Rare instance of polar bear cub being adopted near Churchill verified by scientists
CBC
Scientists studying polar bears were greeted with a most unexpected surprise during a recent tracking expedition in northeastern Manitoba.
A polar bear mother and her cub were walking near Churchill in mid-November when scientists saw her with a second cub, which they were able to verify was not her own. It marks just the 13th such case of cub adoption within the western Hudson Bay subpopulation.
“When we got confirmation that this was an adoption, I had a lot of mixed feelings, but mostly good,” Alysa McCall, director of conservation outreach and a staff scientist with Polar Bears International, said in a video provided to media.
“It's just another reason why this species is so incredible, why they're so fascinating and interesting, and it gives you a lot of hope when you realize that polar bears may be looking out for each other out there.”
Evan Richardson, a polar bear research scientist with Environment and Climate Change Canada, was in the field back in March. His team of researchers caught up with the mother coming out of the denning area in Wapusk National Park, south of Churchill.
During that sighting, the mother only had one cub with her, Richardson said on a separate video provided to media.
Fast forward to the fall and Richardson was taken aback seeing the family of two having become a family of three.
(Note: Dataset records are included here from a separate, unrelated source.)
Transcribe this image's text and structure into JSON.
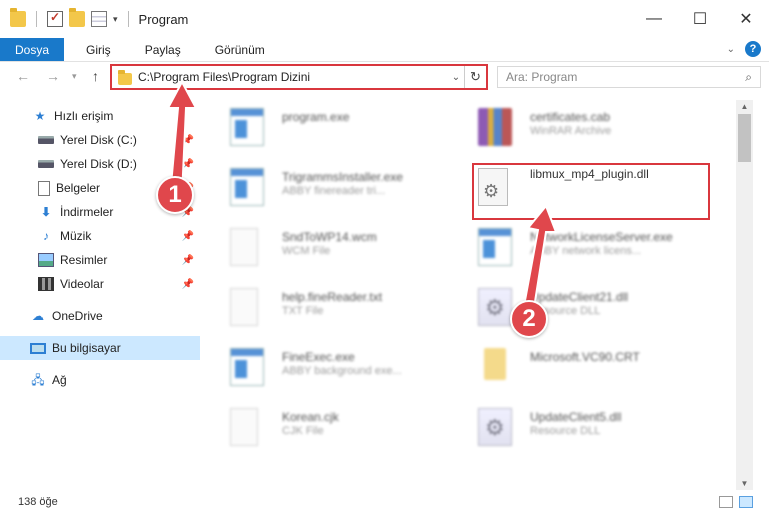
{
  "window": {
    "title": "Program",
    "controls": {
      "minimize": "—",
      "maximize": "☐",
      "close": "✕"
    }
  },
  "ribbon": {
    "tabs": [
      {
        "label": "Dosya",
        "active": true
      },
      {
        "label": "Giriş"
      },
      {
        "label": "Paylaş"
      },
      {
        "label": "Görünüm"
      }
    ],
    "help": "?"
  },
  "address": {
    "path": "C:\\Program Files\\Program Dizini",
    "search_placeholder": "Ara: Program"
  },
  "sidebar": {
    "items": [
      {
        "label": "Hızlı erişim",
        "icon": "star-icon"
      },
      {
        "label": "Yerel Disk (C:)",
        "icon": "drive-icon",
        "pinned": true
      },
      {
        "label": "Yerel Disk (D:)",
        "icon": "drive-icon",
        "pinned": true
      },
      {
        "label": "Belgeler",
        "icon": "document-icon",
        "pinned": true
      },
      {
        "label": "İndirmeler",
        "icon": "download-icon",
        "pinned": true
      },
      {
        "label": "Müzik",
        "icon": "music-icon",
        "pinned": true
      },
      {
        "label": "Resimler",
        "icon": "picture-icon",
        "pinned": true
      },
      {
        "label": "Videolar",
        "icon": "video-icon",
        "pinned": true
      },
      {
        "label": "OneDrive",
        "icon": "cloud-icon"
      },
      {
        "label": "Bu bilgisayar",
        "icon": "computer-icon",
        "selected": true
      },
      {
        "label": "Ağ",
        "icon": "network-icon"
      }
    ]
  },
  "files": [
    {
      "name": "program.exe",
      "type": "",
      "icon": "exe-icon"
    },
    {
      "name": "certificates.cab",
      "type": "WinRAR Archive",
      "icon": "rar-icon"
    },
    {
      "name": "TrigrammsInstaller.exe",
      "type": "ABBY finereader tri...",
      "icon": "exe-icon"
    },
    {
      "name": "libmux_mp4_plugin.dll",
      "type": "",
      "icon": "dll-icon"
    },
    {
      "name": "SndToWP14.wcm",
      "type": "WCM File",
      "icon": "blank-file-icon"
    },
    {
      "name": "NetworkLicenseServer.exe",
      "type": "ABBY network licens...",
      "icon": "exe-icon"
    },
    {
      "name": "help.fineReader.txt",
      "type": "TXT File",
      "icon": "blank-file-icon"
    },
    {
      "name": "UpdateClient21.dll",
      "type": "Resource DLL",
      "icon": "gear-file-icon"
    },
    {
      "name": "FineExec.exe",
      "type": "ABBY background exe...",
      "icon": "exe-icon"
    },
    {
      "name": "Microsoft.VC90.CRT",
      "type": "",
      "icon": "folder-icon"
    },
    {
      "name": "Korean.cjk",
      "type": "CJK File",
      "icon": "blank-file-icon"
    },
    {
      "name": "UpdateClient5.dll",
      "type": "Resource DLL",
      "icon": "gear-file-icon"
    }
  ],
  "annotations": {
    "step1": "1",
    "step2": "2",
    "color": "#e0474c"
  },
  "status": {
    "count": "138 öğe"
  },
  "colors": {
    "accent": "#1979ca",
    "highlight": "#d9373e",
    "selected": "#cce8ff"
  }
}
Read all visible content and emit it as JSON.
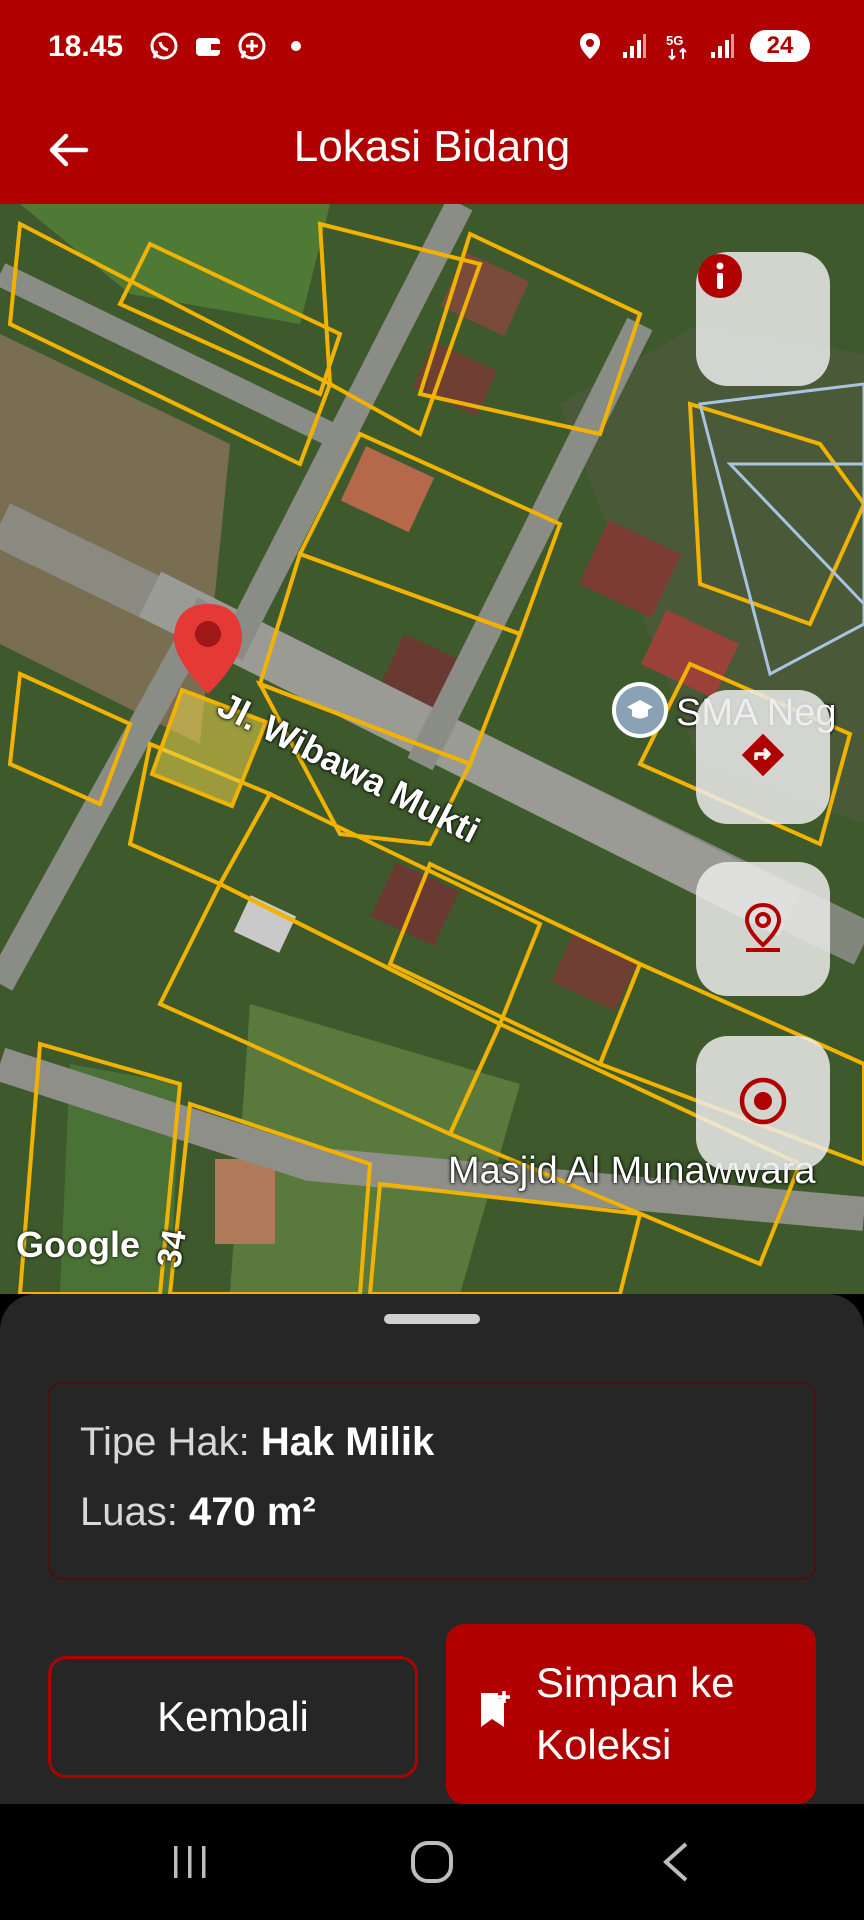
{
  "status_bar": {
    "time": "18.45",
    "left_icons": [
      "whatsapp-icon",
      "wallet-icon",
      "whatsapp-business-icon",
      "dot-icon"
    ],
    "right_icons": [
      "location-icon",
      "signal-icon",
      "5g-icon",
      "signal-icon"
    ],
    "battery": "24"
  },
  "app_bar": {
    "title": "Lokasi Bidang",
    "back_icon": "arrow-left-icon"
  },
  "map": {
    "labels": {
      "road": "Jl. Wibawa Mukti",
      "school": "SMA Neg",
      "mosque": "Masjid Al Munawwara",
      "road_number": "34"
    },
    "attribution": "Google",
    "buttons": [
      "info-icon",
      "directions-icon",
      "location-pin-icon",
      "target-icon"
    ],
    "colors": {
      "parcel": "#f2b300",
      "selected_parcel_fill": "#e8d24a",
      "pin": "#e53935"
    }
  },
  "sheet": {
    "tipe_hak_label": "Tipe Hak:",
    "tipe_hak_value": "Hak Milik",
    "luas_label": "Luas:",
    "luas_value": "470 m²",
    "kembali_label": "Kembali",
    "simpan_line1": "Simpan ke",
    "simpan_line2": "Koleksi"
  },
  "nav_bar": {
    "buttons": [
      "recents-icon",
      "home-icon",
      "back-icon"
    ]
  },
  "colors": {
    "primary": "#b00000",
    "sheet_bg": "#262626"
  }
}
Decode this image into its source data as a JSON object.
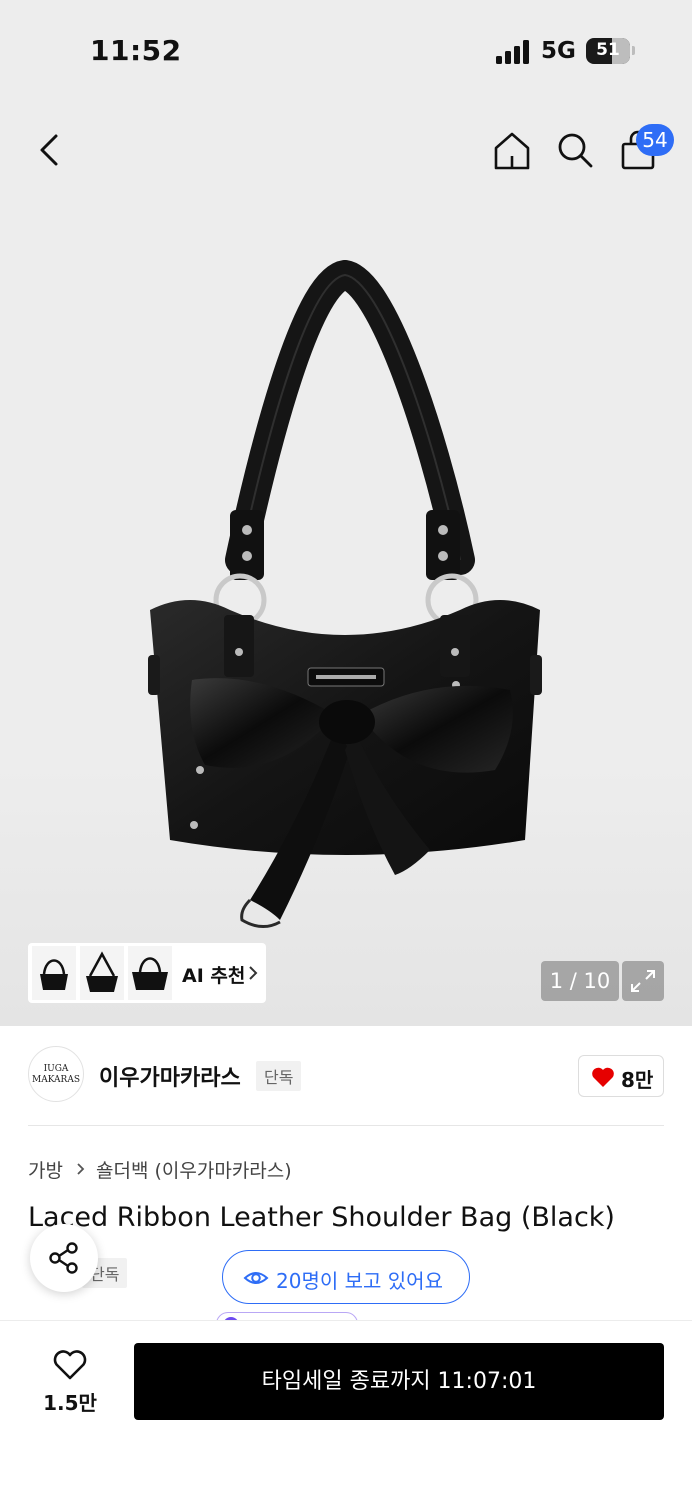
{
  "status_bar": {
    "time": "11:52",
    "network": "5G",
    "battery": "51"
  },
  "header": {
    "cart_count": "54"
  },
  "gallery": {
    "ai_recommend_label": "AI 추천",
    "pager": "1 / 10"
  },
  "brand": {
    "logo_text": "IUGA MAKARAS",
    "name": "이우가마카라스",
    "tag": "단독",
    "likes": "8만"
  },
  "product": {
    "breadcrumb": [
      "가방",
      "숄더백 (이우가마카라스)"
    ],
    "title": "Laced Ribbon Leather Shoulder Bag (Black)",
    "tag": "단독",
    "viewers_text": "20명이 보고 있어요"
  },
  "bottom_bar": {
    "wish_count": "1.5만",
    "cta_label": "타임세일 종료까지 11:07:01"
  },
  "colors": {
    "accent": "#2e6df6",
    "heart": "#e60000",
    "cta": "#000000"
  }
}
Two of the bears had been previously tagged with GPS-tracking collars and the newly adopted cub didn’t have one.
“It's not that frequent though because in our long-term study we have over 4,600 individual bears that we've known over the last 45 years, and literally hundreds and hundreds of litters [of cubs],” he said of the adoption.
Researchers estimate the mother is about five years old, while the cubs are both around 10-11 months.
Richardson doesn’t know for certain why the mother adopted the lone-roaming cub, but he has a hypothesis.
“We really think it's just because [polar bears are] so maternally charged and such good mothers, and they just can't leave a cub crying on the tundra. So they pick them up and take them along with them,” he said.
Polar bear cubs typically stay with their mothers for between two and two-and-a-half years.
“It’s not a lot of time to learn how to be a polar bear, but they do soak up a lot of lessons during that time. The survival rate for cubs to make it to adulthood is around 50 per cent … but if we learn a cub has no mom, it has almost no chance,” McCall said.
The adopted cub now has a good chance to reach adulthood, she said.